Origine et histoire du Phare de la Coubre
Le phare de la Coubre, situé à La Tremblade en Charente-Maritime, est édifié au début du XXe siècle pour sécuriser l’accès à l’estuaire de la Gironde, une zone maritime dangereuse marquée par des bancs de sable et des courants violents. Sa construction en béton armé, une première en France pour un phare, répond à l’urgence de remplacer les précédents édifices détruits par l’érosion et les tempêtes, dont une tour en pierre de 57 mètres effondrée en 1907. Le phare actuel, haut de 64 mètres, est mis en service en 1905 et devient un repère essentiel pour la navigation, avec une portée de 52 km.
Le phare est automatisé et géré depuis La Rochelle, mais il reste un site touristique majeur, ouvert de février à novembre. Son intérieur, carrelé de 7 500 carreaux d’opaline bleue, abrite un escalier métallique conçu d’après les plans de Gustave Eiffel. Un musée, inauguré en 2005 pour son centenaire, retrace l’histoire des phares locaux et expose des objets maritimes, des lentilles et des mécanismes anciens. Le site, classé monument historique en 2011, attire plus de 55 000 visiteurs annuels.

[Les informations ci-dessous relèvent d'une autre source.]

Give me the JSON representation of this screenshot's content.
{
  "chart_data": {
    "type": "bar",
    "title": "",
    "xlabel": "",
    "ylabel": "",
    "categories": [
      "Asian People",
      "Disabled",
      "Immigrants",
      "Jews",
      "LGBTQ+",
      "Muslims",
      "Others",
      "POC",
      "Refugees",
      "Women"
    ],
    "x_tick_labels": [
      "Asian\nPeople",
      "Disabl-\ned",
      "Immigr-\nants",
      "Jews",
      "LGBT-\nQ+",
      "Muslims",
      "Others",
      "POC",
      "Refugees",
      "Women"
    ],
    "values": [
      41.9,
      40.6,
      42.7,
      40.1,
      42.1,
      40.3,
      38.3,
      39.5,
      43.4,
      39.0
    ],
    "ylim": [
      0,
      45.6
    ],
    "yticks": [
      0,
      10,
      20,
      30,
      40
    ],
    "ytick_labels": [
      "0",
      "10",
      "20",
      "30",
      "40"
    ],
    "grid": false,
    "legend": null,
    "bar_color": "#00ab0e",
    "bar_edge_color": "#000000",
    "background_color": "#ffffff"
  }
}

Menacé par l’érosion côtière, le phare n’est plus qu’à 150 mètres de l’océan en 2018, contre 1 800 mètres à l’origine. Malgré des travaux de rénovation, comme sa repeinture en 2016 avec une tonne de peinture spécialement durcie, sa pérennité est incertaine. Une démolition préventive est même envisagée. Le phare abrite aussi un feu secondaire, « la barbette », signalant les dangers des bancs de sable aux navigateurs.
La pointe de la Coubre, où il est implanté, marque la limite entre l’estuaire de la Gironde et l’océan Atlantique, une zone réputée pour ses naufrages. Le phare joue un rôle clé dans le contournement des hauts-fonds, comme le banc de la Mauvaise, où les courants et les épaves rendent la navigation périlleuse. Son architecture, avec une lanterne en bronze et un dôme en cuivre orné de têtes de lion, en fait un exemple remarquable du patrimoine maritime français.
Depuis 2005, des événements comme la course « Extrême 300 » (ascension des 300 marches) animent le site. Les abords, réaménagés en 2016, incluent une aire de pique-nique accessible et des massifs paysagers. Un camion-restaurant propose en été des spécialités locales, renforçant son attractivité touristique. Le phare symbolise à la fois l’ingéniosité humaine face aux défis maritimes et la fragilité du littoral face à l’érosion.